J'ai souligné dans ce livre un tas de jolies formules et d'aphorismes, difficile de les citer tous.
Nous nous sommes installés dans un appartement trop petit pour un si grand amour. (P. 37)
Un jeune homme demande sa main à la femme qu'il aime. il crève de trouille, c'est mignon, il rougit, il transpire, il bégaye et elle, elle a les yeux qui brillent, elle rit nerveusement, lui fait répéter sa question. Dès qu'elle a dit oui, soudain une interminable liste d'obligations vont leur tomber dessus, dîners et déjeuners de famille, plans de table, essayages de la robe, engueulades, interdit de roter ou de péter devant les beaux-parents, tenez-vous droit, souriez, souriez, c'est un cauchemar sans fin et ce n'est que le tout début : ensuite, vous allez voir, tout est organisé pour qu'ils se détestent. (P. 38)
Notre génération est trop superficielle pour le mariage. On se marie comme on va au MacDo. Après, on zappe. Comment voudriez-vous qu'on reste toute sa vie avec la même personne quand la société du zapping généralisé ? Dans l'époque où les stars, les hommes politiques, les arts, les sexes, les religions n'ont jamais été aussi interchangeables ? Pourquoi le sentiment amoureux ferait-il exception à la schizophrénie générale ? Et puis d'abord, d'où nous vient donc cette curieuse obsession ; s'escrimer à tout prix pour être heureux avec une seule personne ? Sur 558 types de sociétés humaines, 24% seulement sont monogames. La plupart des espèces animales sont polygames. Quant aux extraterrestres, n'en parlons pas : il y a longtemps que la Charte Galactique X23 a interdit la monogamie dans toutes les planètes de type B#871. (P. 51)
Cette année j'ai beaucoup vieilli. A quoi reconnaît-on qu'on est vieux ? A ce qu'on va mettre trois jours à récupérer de cette cuite. A ce qu'on rate tous ses suicides. A ce qu'on est rabat-joie dès qu'on rencontre des plus jeunes. Leur enthousiasme nous énerve, leurs illusions nous fatiguent.
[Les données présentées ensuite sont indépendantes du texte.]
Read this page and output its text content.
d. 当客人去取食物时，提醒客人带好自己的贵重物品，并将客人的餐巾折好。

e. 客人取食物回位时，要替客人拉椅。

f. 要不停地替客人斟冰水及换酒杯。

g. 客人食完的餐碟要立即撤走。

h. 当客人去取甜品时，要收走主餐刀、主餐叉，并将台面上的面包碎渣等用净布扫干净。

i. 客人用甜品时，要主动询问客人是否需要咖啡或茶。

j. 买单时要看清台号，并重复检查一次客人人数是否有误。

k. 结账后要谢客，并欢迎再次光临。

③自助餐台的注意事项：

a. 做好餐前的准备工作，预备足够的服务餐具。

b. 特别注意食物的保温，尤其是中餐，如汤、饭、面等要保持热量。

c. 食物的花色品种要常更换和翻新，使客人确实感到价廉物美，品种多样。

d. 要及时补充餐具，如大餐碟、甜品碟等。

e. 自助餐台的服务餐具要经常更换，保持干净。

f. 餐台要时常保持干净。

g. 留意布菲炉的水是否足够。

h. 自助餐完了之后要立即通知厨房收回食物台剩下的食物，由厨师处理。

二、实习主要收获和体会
On est vieux quand on dit la veille à une demoiselle née en 1976 : "76 ? Je m'en rappelle, c'était l'année de la sécheresse." N'ayant plus d'ongles à ronger, je décide de sortir dîner. (P. 62)
J'utilise les femmes pour me détester moi-même. (P. 70)
(...) elle comprit que j'avais compris qu'elle avait vu que j'avais vu qu'elle m'avait regardé comme elle m'avait regardé. (P.74)
Peut-on être heureux et, si oui, à quelle heure ? (P. 84)
Au XXe siècle, l'amour est un téléphone qui ne sonne pas. (P. 110)
Julie, tu sais, le principal intérêt du divorce, c'est qu'il permet de se laver les mains sans accrocher du savon au doigt... (...) à cause de l'alliance. (P. 137)
La vengeance est un plat qui ne se mange pas. (P. 161)
Entendre le parfum des couleurs. (P 172) ***


- Dans combien de temps tu me quitteras ?
- Dans dix kilos.
(...) Au même moment, à Paris, un artiste nommé Bruno Richard notait dans son Journal cette phrase : "Le bonheur, c'est le silence du malheur." Il pouvait mourir tranquille après ça. (P. 191)
Conclusion

J'adore. Beigbeder dit de ce livre que c'est son meilleur titre. Je ne sais pas si c'est aussi son meilleur livre mais, des 4 que j'ai lus, c'est celui que je préfère.
Un autre
message consacré à Beigbeder sur ce blog.
* Ca me rappelle indirectement ce que j'avais écrit à la fin de la critique de "la chute du British Museum" de David Lodge (le 07/10/06 mais j'avais détesté le livre) : "malgré tout, il y a quelque chose que j'ai aimé dans ce fiasco : les 10 ou 12 dernières pages. D'une part parce que j'arrivais au bout du calvaire de 236 pages et plus sérieusement parce qu'elles tranchent complètement avec le reste du roman sur le fond comme sur la forme puisqu'on y suit dans un style quasi parlé paraît-il "emprunté" au "Ulysse" de James Joyce (...).